Memória curta da entidade ignora a catástrofe da final da Libertadores do ano passado ao manter Flamengo X River Plate no Chile

Por Alexandre Senechal - Atualizado em 31 out 2019, 13h43 - Publicado em 31 out 2019, 09h17

As palavras ‘Conmebol‘ e ‘segurança’ sempre soaram como antônimos. Apesar do caos social, econômico e político que o Chile passa nas últimas duas semanas, a entidade que organiza o futebol sul-americano não demonstra qualquer preocupação com a decisão de manter a final da Copa Libertadores da América no Estádio Nacional, em Santiago. No mesmo dia em que o presidente Sebastián Piñera cancelou os dois principais eventos que o país receberia em 2019, justificando a decisão pelo “sábio princípio de bom senso”, a nova ministra do Esporte Cecilia Pérez ignorou o ensinamento, ratificou a intenção de sediar a partida e afirmou esperar uma grande festa de Flamengo e River Plate no próximo dia 23. Diante de tal contradição, aConmebol simplesmente deu de ombros e agradeceu o compromisso do governo chileno de garantir as condições para a realização do jogo.
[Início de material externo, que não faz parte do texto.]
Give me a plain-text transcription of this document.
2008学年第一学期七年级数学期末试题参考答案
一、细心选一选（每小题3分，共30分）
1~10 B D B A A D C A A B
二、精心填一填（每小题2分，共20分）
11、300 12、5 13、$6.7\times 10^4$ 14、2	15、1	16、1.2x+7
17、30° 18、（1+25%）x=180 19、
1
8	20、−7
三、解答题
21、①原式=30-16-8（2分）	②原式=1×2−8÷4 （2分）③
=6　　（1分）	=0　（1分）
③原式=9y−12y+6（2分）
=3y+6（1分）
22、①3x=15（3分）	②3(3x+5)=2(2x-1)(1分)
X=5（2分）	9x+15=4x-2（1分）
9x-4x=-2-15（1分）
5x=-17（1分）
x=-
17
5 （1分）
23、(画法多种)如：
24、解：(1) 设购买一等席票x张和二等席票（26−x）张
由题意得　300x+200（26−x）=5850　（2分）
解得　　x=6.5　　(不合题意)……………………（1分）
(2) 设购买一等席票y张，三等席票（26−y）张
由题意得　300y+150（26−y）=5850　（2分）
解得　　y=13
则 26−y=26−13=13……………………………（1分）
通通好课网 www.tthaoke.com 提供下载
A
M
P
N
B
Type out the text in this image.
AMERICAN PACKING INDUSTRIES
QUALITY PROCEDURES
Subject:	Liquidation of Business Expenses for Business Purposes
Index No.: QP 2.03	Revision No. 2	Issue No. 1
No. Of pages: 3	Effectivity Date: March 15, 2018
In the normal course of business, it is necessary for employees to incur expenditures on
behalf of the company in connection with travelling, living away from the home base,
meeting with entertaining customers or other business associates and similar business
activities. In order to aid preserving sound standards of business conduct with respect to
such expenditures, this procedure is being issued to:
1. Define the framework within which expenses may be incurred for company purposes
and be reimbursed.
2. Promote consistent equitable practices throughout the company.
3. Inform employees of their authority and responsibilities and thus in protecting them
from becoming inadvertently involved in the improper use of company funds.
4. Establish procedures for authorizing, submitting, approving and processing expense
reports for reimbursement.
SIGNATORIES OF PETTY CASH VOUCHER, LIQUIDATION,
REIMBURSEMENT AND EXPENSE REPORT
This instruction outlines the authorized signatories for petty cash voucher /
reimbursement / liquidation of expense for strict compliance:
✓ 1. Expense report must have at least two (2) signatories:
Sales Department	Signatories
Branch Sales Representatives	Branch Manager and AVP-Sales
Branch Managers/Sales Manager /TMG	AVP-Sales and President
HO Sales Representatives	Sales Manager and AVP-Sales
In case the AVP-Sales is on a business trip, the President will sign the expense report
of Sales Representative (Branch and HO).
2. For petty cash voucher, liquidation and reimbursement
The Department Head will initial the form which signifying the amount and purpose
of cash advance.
Claramente, os dirigentes sul-americanos não aprenderam coisa alguma com o histórico de confusões nas competições que organiza. A Libertadores sempre foi conhecida por ser uma competição na qual tudo é permitido. A tão exaltada garra dos jogadores era costumeiramente um eufemismo para a violência. Por muito tempo, as batalhas ficaram restritas ao campo de jogo – com excessos, claro, como na primeira vez em que o Flamengo decidiu a competição em 1981, contra o Cobreloa, no mesmo Estádio Nacional do Chile. Até meados dos anos 2000, era cena trivial ver policiais usando seus escudos para proteger jogadores visitantes em cobranças de escanteio.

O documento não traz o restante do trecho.